Capítulo XII

131 13 1
                                    

Oliver es curado y atendido mejor que nunca. La historia vuelve a encontrar al jovial anciano y a sus dos amiguitos


Descendió el coche por Monte Alegre y subió por la calle Exmouth, siguiendo casi la misma ruta que siguiera Oliver el día que hizo su primera entrada en Londres en compañía del Truhán, y torciendo al llegar al Ángel, en Islington, vino a detenerse frente a una hermosa casa, sita en una calle tranquila y retirada, no lejos de Pentonville. Sin pérdida de momento fue preparada una cama en la que acostaron a Oliver, a quien el señor Brownlow hizo objeto de su paternal solicitud y de los cuidados y atenciones más tiernos.

Largos días permaneció Oliver insensible a las atenciones y desvelos de sus nuevos amigos. Varias veces salió el sol y varias veces se hundió por poniente después de visitar al desgraciado huérfano con sus rayos, sin que éste pudiera abandonar el lecho del dolor, en el que le retenía y devoraba una fiebre que gradualmente minaba su organismo. La obra del gusano que devora la carne de un cadáver no es más resistente, segura e implacable que la de ese fuego interno que penetra en la envoltura material y la corroe y aniquila.

Débil, desencajado, pálido y flaco despertó Oliver al fin de aquel sueño penoso y prolongado, e incorporándose trabajosamente y apoyando la cabeza sobre su brazo tembloroso, miró con ansiedad alrededor.

—¿Qué habitación es ésta? —preguntó Oliver—. ¿Dónde estoy? No es aquí donde solía dormir.

Pronunció estas palabras con voz muy débil, casi ininteligible, no obstante lo cual fueron oídas al momento, pues alguien corrió la cortina y en el acto se dejó ver una anciana de rostro dulce y expresión afable.

—¡Chitón, hijo mío! —dijo la anciana con voz dulce—. Es preciso que no te muevas, si quieres ponerte bueno. Has estado enfermo, muy enfermo, hijo mío, y hay que evitar las recaídas. ¡Ea! ¡Acuéstate otra vez, y quietecito, que así lo ha dispuesto el médico!

Uniendo la acción a la palabra, la buena señora colocó la cabeza de Oliver sobre la almohada y, separando los cabellos que en desorden caían sobre la frente del enfermo, miró a éste con solicitud y ternura tales, que Oliver no pudo menos de tomar entre su mano descarnada la de la anciana, y pasarla alrededor de su cuello.

—¡Bondad divina! —exclamó la buena señora con lágrimas en los ojos—. ¡Qué tesoro de agradecimiento guarda este pobre niño en su corazón! ¡Pobrecito! ¿Cuál no sería el placer de su madre, si después de haberle velado como yo, le viera tal como ahora se encuentra?

—Acaso me esté viendo —murmuró Oliver juntando las manos—. Acaso me ha velado durante mi enfermedad... ¡Hasta me parece que la veo ahí! ...

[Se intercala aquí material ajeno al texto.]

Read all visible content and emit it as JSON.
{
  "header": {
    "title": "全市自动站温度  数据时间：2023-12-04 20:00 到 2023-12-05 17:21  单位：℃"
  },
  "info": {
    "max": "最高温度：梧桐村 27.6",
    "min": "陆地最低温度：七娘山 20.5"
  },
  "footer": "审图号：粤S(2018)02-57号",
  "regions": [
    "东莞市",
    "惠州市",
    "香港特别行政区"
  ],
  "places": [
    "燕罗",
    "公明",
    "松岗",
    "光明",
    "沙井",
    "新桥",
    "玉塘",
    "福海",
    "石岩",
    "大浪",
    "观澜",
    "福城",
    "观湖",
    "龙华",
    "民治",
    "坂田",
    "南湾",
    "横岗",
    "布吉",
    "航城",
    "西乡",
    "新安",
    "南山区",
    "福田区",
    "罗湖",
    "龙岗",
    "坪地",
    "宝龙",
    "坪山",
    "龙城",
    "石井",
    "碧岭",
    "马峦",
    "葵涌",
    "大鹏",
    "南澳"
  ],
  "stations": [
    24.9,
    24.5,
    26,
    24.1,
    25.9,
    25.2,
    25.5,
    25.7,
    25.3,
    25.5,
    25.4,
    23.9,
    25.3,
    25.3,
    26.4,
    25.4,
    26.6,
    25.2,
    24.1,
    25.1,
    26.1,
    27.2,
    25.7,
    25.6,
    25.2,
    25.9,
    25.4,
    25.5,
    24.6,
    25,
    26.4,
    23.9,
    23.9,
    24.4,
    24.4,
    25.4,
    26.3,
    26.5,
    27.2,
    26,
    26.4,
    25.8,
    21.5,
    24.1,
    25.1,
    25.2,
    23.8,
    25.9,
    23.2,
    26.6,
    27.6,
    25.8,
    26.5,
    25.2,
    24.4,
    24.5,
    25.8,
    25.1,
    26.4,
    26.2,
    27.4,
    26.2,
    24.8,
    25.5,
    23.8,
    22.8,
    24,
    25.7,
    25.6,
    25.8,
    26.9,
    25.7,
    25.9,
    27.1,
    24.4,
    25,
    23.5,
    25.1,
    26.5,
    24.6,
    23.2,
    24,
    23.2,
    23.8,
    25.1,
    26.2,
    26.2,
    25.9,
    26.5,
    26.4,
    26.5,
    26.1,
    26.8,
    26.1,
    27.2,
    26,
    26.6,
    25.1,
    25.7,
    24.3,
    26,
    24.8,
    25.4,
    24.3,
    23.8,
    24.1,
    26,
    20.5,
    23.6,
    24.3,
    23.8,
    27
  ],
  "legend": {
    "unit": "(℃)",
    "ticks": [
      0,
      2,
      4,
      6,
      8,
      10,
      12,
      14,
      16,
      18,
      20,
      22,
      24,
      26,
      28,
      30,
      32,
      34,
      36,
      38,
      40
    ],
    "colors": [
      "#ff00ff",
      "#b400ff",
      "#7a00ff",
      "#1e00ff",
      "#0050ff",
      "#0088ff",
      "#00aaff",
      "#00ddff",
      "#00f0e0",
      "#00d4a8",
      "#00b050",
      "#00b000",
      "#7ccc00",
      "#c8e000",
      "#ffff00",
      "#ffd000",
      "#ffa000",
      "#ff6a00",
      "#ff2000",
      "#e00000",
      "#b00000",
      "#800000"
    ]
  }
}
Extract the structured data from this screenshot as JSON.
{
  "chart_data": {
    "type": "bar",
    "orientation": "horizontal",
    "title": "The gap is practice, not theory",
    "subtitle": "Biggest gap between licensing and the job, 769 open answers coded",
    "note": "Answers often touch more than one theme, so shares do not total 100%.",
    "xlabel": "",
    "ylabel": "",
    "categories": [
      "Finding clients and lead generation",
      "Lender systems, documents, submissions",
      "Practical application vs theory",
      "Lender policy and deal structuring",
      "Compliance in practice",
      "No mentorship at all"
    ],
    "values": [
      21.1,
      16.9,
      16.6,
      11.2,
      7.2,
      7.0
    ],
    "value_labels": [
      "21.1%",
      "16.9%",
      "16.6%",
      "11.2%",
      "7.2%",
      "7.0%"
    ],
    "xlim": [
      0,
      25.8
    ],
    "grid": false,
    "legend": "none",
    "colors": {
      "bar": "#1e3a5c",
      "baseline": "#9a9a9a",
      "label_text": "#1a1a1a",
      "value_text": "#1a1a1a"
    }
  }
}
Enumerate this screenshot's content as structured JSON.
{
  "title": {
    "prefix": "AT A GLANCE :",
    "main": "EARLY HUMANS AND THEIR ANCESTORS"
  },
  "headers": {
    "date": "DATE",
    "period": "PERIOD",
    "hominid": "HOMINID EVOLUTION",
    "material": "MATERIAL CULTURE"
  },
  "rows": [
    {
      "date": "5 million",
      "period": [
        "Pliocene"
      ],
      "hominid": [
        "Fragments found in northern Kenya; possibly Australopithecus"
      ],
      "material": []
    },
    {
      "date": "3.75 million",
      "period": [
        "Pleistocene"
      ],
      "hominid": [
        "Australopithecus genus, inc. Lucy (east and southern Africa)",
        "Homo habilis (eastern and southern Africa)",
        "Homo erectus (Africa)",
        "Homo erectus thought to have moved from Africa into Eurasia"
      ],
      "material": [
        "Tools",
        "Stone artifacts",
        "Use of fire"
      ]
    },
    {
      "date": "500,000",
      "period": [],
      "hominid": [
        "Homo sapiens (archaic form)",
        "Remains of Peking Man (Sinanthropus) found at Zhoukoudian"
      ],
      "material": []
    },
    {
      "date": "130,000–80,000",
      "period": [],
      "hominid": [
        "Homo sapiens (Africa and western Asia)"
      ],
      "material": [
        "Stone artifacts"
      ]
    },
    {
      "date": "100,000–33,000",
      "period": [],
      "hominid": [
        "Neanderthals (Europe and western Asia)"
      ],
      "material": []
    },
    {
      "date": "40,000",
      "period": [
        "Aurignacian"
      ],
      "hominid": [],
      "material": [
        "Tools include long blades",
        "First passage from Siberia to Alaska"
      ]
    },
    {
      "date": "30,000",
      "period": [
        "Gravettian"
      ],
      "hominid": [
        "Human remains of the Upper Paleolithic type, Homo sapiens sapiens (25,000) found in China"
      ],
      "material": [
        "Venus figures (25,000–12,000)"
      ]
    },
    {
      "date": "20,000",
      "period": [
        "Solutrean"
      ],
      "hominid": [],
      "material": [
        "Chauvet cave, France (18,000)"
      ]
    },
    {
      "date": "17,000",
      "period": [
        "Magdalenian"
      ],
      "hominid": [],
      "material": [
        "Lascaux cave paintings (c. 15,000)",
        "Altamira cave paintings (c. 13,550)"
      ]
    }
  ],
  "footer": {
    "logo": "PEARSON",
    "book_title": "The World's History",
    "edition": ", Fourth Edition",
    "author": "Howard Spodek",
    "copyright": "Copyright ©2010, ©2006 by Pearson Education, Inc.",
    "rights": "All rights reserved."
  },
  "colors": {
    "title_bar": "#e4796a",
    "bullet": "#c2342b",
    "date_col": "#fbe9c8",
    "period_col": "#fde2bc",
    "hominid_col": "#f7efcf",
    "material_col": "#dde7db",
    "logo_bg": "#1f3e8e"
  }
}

—Efecto de la fiebre, hijo mío —contestó la señora con dulzura.

—Eso creo —dijo Oliver—. El Cielo está muy lejos, y los que en él moran son demasiado dichosos para bajar a velar junto a la cama de un pobre niño. Sin embargo, si mi madre ha sabido que he estado enfermo, aun desde el Cielo me habrá compadecido mucho... ¡Sufrió ella tanto antes de morir! ¡Pero no! —añadió Oliver después de algunos momentos de reflexión—, No ha debido saber lo que me ha sucedido. Si me hubiese visto enfermo y abatido, habría estado triste, y yo la he visto siempre alegre y risueña cuando se me ha aparecido en sueños.

No contestó la buena anciana; pero secó primero sus ojos, y a continuación sus anteojos que estaban sobre el cubrecama, cual si formaran parte integrante de su rostro, sirvió a Oliver una bebida refrescante y le pasó cariñosamente la mano por la mejilla, recomendándole de nuevo que permaneciera quietecito a fin de evitar recaídas.

Calló Oliver y permaneció quietecito, tanto porque anhelaba obedecer a aquella amable señora, cuanto porque las pocas palabras que acababa de pronunciar habían agotado sus fuerzas. No tardó en conciliar un sueño tranquilo y reparador, del cual vino a despertarle la luz de una bujía que de repente aproximaron al lecho. Oliver abrió los ojos, y éstos tropezaron con la respetable figura de un caballero que, inclinado sobre él y fijos los ojos sobre un reloj enorme de oro, que en la mano tenía, le tomaba el pulso y declaraba que el enfermo estaba mucho mejor.